Source of epithelial stem cells
The amniotic layer of the umbilical cord lining has been shown to contain a large population of epithelial stem cells (EpSC). These cord lining EpSC exhibit classical pluripotent stem cell markers such as SSEA-4, Oct-4, SOX2 and Nanog. They also express p63, a specific marker of epithelial progenitor cells. In-vitro organotypic culture of cord lining EpSC using the air-liquid interface method resulted in stratified epithelium being formed with expression of various forms of cytokeratins. Furthermore, due to their similarity in terms of phenotypic expression of keratins compared to normal human epidermal keratinocytes, cord lining EpSC have the potential to be an alternative source of cells for skin repair and regeneration.
Animal studies on cord lining EpSC have shown that genetic modifications using the proinsulin gene allowed transplanted stem cells to lower blood glucose levels in diabetic animals. These cells also express HLA-G in the transmembrane and soluble form, aiding in their immunosuppressive behavior. In vitro studies also indicated that cord lining EpSC can be differentiated biochemically to become hepatocyte-like cells (liver cells) as shown by the expression of hepatic-specific markers such as â-fetoprotein, albumin and hepatocyte-specific cytokeratins.

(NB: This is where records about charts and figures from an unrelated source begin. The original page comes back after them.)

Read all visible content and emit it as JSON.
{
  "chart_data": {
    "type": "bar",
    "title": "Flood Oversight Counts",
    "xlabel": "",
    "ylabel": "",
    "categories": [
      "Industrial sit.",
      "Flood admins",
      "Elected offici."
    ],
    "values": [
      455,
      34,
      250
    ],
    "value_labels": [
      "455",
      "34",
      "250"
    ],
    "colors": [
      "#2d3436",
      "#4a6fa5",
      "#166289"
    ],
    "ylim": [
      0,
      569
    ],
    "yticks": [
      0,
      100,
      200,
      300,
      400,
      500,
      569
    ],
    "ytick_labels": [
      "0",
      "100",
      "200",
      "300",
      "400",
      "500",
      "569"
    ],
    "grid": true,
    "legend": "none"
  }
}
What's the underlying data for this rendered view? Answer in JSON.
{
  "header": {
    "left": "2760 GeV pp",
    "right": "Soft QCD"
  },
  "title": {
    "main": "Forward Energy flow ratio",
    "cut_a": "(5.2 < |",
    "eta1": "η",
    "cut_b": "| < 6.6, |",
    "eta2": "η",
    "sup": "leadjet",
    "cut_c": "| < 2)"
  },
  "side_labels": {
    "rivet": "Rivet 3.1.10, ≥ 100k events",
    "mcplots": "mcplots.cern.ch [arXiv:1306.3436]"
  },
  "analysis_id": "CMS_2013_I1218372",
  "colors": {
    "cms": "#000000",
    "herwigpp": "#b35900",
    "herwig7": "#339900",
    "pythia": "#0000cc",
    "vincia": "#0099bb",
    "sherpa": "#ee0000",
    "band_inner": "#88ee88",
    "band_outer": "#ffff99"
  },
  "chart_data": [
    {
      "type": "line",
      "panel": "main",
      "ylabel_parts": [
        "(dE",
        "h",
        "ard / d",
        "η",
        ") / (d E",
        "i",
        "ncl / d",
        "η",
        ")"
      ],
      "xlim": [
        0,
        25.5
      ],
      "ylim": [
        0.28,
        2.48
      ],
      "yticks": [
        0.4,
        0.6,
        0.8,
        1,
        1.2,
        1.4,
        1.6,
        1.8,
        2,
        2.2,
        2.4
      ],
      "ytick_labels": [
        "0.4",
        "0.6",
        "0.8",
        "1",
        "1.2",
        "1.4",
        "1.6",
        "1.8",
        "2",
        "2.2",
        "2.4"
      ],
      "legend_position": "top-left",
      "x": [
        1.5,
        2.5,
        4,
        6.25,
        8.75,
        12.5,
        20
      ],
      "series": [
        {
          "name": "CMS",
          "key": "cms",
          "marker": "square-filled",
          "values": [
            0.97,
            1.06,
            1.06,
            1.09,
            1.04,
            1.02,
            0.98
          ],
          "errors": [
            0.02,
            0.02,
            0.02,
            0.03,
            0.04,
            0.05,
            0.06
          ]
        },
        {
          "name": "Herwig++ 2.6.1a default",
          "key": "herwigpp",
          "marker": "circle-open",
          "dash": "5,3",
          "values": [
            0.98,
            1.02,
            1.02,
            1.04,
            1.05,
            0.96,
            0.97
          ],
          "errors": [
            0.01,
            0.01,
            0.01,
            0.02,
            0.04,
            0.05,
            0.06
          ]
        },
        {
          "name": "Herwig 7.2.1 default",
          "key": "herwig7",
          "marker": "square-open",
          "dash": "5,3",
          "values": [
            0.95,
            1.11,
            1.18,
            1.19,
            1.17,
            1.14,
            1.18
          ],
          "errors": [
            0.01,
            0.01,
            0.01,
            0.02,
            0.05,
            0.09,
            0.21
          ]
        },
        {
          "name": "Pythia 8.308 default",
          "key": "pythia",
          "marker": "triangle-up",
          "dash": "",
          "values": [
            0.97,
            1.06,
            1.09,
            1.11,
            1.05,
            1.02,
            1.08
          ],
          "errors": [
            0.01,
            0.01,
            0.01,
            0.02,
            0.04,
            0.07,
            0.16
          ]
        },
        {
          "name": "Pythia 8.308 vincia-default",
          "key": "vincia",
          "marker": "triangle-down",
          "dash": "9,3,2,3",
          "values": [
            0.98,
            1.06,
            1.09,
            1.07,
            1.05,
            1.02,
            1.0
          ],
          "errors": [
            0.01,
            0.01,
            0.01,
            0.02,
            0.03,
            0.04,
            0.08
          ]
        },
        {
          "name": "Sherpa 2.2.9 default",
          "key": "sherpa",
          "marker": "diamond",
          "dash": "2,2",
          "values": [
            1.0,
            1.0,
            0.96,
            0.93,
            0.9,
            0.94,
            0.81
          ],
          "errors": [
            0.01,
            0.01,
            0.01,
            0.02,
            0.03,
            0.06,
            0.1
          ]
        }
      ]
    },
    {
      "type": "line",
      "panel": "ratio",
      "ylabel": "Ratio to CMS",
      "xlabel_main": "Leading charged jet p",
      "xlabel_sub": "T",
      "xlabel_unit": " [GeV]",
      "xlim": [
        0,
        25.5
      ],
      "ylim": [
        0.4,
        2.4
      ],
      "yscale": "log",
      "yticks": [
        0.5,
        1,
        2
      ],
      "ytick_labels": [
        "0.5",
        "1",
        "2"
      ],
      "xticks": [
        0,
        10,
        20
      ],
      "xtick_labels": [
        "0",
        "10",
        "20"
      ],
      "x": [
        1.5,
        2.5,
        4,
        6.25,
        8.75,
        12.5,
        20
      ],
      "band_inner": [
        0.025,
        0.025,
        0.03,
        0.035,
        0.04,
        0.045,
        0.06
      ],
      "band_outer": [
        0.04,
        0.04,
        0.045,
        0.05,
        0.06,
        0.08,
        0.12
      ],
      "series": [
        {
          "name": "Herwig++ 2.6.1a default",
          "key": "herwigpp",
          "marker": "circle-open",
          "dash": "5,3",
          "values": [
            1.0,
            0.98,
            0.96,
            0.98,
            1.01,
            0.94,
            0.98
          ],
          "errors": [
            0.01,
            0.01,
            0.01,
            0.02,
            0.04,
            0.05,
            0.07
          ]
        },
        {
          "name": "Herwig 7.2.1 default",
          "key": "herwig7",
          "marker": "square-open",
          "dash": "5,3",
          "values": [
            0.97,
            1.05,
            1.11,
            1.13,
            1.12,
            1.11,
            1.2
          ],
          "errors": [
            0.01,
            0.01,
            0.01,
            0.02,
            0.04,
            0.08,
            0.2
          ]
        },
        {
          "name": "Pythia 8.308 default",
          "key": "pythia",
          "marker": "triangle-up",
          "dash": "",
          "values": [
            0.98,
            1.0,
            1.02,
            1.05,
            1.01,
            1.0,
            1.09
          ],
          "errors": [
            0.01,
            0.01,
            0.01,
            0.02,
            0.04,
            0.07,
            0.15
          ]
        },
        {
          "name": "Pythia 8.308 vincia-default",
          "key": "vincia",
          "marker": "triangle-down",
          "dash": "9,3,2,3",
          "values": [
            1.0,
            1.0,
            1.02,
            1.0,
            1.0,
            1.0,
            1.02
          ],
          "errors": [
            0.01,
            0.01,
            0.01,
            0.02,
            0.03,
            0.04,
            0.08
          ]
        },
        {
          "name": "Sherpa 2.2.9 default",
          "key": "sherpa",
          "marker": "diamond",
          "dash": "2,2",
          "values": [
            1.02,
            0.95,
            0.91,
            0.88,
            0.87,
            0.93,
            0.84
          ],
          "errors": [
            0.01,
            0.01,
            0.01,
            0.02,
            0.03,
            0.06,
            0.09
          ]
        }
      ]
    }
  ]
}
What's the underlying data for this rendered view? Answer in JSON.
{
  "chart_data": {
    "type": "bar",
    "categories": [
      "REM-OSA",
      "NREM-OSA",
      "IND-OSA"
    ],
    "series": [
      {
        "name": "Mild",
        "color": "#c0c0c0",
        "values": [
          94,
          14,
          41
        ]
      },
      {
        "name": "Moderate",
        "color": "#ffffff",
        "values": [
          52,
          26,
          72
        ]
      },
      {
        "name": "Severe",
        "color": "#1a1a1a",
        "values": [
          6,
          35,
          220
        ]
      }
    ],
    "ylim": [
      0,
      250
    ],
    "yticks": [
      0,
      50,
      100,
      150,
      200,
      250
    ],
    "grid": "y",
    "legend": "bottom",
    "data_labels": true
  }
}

Cord lining EpSC show similarities to limbal stem cells in terms of expression of ABCG2, HES1 and BMI1 in addition to p63. When transplanted onto rabbit eyes with corneal defects on a human amniotic membrane scaffold, these stem cells could reconstitute the natural morphology of the corneal epithelium similar to that of a natural corneal surface. Such results were not seen when human amniotic membrane was used without the cells indicating the therapeutic value of the cord lining EpSC.